Maybe the release date was … well released… this week in light of quarterly figures that were less than brilliant and which saw a lot of analysts questioning Windows 8 and its lackluster financial performance. Whatever it was though, there seems to be little doubt that many people have held off over concerns on the lack of access to regular Windows, despite the inclusion of Office RT.
The release will be initially available at all Microsoft retail stores, as well as microsoftstore.com, Staples and Best Buy in the US, as well as a number of other unidentified retailers in Canada. There is no indication yet as to whether or not it will be available in Europe from that date, but if not, it can’t be a long time coming, with tech stores in Paris for example, already talking up a storm about it, even though they haven’t been told when it will land.
Surface Windows 8 Pro
Holding off on the RT version looks like a good move.
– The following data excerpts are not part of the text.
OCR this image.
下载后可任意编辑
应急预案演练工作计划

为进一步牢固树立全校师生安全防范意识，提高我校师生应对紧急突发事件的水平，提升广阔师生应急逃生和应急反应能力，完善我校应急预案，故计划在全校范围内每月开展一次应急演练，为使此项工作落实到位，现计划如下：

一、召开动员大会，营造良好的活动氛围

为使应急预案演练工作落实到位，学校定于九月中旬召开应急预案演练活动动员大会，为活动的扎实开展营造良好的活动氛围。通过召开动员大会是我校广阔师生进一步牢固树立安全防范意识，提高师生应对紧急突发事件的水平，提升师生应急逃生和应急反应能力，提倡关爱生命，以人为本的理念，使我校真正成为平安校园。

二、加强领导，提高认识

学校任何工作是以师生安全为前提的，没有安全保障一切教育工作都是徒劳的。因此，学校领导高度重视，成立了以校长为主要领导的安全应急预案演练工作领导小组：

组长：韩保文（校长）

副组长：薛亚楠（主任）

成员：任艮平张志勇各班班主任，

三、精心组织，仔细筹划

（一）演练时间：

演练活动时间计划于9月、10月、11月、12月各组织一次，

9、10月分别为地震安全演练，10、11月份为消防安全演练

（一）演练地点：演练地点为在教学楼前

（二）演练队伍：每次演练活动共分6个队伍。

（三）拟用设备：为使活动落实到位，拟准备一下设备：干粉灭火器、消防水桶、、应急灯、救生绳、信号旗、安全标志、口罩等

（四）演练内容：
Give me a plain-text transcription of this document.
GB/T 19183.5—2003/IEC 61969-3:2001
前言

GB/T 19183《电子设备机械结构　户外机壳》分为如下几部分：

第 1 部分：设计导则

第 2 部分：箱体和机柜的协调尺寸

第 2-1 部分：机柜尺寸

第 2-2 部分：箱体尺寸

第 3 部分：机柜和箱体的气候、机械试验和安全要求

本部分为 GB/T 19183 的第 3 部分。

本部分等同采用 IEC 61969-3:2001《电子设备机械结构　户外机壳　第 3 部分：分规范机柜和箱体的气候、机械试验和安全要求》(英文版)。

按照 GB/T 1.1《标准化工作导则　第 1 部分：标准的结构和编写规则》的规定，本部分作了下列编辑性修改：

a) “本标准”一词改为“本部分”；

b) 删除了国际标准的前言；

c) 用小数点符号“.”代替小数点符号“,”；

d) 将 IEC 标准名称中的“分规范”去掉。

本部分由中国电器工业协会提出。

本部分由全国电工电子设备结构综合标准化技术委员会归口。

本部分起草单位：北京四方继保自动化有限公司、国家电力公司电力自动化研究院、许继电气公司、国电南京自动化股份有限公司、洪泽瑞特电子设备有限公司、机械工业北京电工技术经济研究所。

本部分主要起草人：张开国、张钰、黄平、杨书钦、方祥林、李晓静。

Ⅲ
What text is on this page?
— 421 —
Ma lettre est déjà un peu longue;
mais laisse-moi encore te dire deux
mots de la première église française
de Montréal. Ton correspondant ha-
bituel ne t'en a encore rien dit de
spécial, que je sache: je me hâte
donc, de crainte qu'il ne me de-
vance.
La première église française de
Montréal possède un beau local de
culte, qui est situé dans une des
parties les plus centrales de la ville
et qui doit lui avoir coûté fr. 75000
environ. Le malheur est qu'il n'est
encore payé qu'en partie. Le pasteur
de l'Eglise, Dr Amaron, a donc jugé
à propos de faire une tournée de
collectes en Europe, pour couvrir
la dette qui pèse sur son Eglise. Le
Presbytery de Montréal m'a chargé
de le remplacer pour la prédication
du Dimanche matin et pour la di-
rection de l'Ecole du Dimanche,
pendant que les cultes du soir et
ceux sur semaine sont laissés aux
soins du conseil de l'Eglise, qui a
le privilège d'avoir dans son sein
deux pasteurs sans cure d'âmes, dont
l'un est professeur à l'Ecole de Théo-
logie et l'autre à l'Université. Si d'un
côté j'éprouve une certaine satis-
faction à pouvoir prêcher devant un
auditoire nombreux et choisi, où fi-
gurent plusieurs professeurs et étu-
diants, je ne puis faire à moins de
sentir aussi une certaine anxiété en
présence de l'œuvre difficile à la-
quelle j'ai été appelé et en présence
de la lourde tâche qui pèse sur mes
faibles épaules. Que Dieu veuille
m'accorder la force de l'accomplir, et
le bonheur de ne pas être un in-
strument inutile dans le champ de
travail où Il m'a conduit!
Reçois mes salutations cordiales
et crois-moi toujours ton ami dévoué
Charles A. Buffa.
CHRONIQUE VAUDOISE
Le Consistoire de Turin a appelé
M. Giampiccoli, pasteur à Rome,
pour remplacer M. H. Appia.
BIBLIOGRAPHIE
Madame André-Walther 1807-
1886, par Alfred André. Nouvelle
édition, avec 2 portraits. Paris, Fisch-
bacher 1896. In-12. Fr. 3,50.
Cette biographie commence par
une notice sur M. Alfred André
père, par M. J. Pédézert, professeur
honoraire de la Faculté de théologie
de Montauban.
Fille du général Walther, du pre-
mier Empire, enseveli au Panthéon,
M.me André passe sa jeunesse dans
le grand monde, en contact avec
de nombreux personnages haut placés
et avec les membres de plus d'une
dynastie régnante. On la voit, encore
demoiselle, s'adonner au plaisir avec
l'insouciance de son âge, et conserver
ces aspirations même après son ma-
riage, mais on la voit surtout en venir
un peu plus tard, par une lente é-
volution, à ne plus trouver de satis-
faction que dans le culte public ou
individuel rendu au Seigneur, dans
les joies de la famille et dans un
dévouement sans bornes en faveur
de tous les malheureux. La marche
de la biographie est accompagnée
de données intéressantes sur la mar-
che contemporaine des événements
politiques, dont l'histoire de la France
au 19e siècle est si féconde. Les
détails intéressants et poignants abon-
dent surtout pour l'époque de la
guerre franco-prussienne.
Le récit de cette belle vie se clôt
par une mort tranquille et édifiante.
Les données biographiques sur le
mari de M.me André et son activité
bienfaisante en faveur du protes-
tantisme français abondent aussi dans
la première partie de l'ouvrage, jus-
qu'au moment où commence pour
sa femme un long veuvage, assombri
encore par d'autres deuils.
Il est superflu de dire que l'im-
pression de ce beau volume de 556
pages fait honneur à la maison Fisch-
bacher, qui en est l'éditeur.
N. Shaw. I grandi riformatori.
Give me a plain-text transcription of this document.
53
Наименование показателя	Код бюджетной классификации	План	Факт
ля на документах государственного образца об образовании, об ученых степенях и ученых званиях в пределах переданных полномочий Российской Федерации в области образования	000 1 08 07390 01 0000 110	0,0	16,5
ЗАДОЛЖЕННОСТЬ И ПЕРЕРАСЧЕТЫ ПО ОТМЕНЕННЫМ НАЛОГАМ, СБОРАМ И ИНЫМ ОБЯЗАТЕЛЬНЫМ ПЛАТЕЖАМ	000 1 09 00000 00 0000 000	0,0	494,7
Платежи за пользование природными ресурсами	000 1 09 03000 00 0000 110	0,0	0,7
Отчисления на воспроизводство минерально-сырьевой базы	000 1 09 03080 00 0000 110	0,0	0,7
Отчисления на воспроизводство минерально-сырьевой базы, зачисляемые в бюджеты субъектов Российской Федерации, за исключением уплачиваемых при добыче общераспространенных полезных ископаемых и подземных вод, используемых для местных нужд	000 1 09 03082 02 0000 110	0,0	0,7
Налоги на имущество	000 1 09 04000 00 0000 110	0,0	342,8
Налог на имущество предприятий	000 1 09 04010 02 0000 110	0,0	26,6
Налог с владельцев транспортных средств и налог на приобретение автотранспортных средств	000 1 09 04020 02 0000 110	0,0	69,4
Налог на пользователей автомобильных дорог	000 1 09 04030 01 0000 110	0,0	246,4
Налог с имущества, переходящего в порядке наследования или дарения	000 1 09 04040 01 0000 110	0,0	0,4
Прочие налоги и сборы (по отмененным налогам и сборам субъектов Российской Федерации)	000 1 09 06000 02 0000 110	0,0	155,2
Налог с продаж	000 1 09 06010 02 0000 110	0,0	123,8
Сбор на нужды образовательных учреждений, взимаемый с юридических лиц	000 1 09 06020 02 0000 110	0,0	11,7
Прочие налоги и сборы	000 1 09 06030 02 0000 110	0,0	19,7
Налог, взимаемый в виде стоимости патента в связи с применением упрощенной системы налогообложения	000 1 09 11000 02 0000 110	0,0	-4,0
RT will still be available in a new 64GB standalone version for an estimated retail price of US$ 599. Whether the price difference between RT and the Surface Pro will convince people to stick to the cheaper option has yet to be seen, but at US$ 899 for the 64G version and US $999 for the 128G version, it’s bound to make some people think twice.
If you’re looking for power however, then the Surface Pro is the way to go and Microsoft does appear to be pushing it in the direction of its business customers and CIO’s who are looking to replace their current stock of PC’s with something more mobile.
Surface Pro has the same basic design as the RT version but slightly thicker and about half a pound heavier, but the pay-back is that it is running an Ivy Bridge i5 processor that should enable it to run even the heaviest desktop applications.
According to Clint Boulton in the Wall Street Journal, Microsoft’s other divisions are already working in conjunction with the Surface team to ensure that all of Microsoft’s business applications will be available on the new Surface. Citing Stella Chernyak, a senior director of Windows Enterprise, Boulton said Microsoft is already working on making two of the most important business packages available for Surface Pro, notably Office and Dynamics.
Meanwhile, RT will is also being made available in 13 other markets — including Austria, Belgium, Denmark, Finland, Ireland, Italy, Luxembourg, the Netherlands, Norway, Portugal, Spain, Sweden and Switzerland.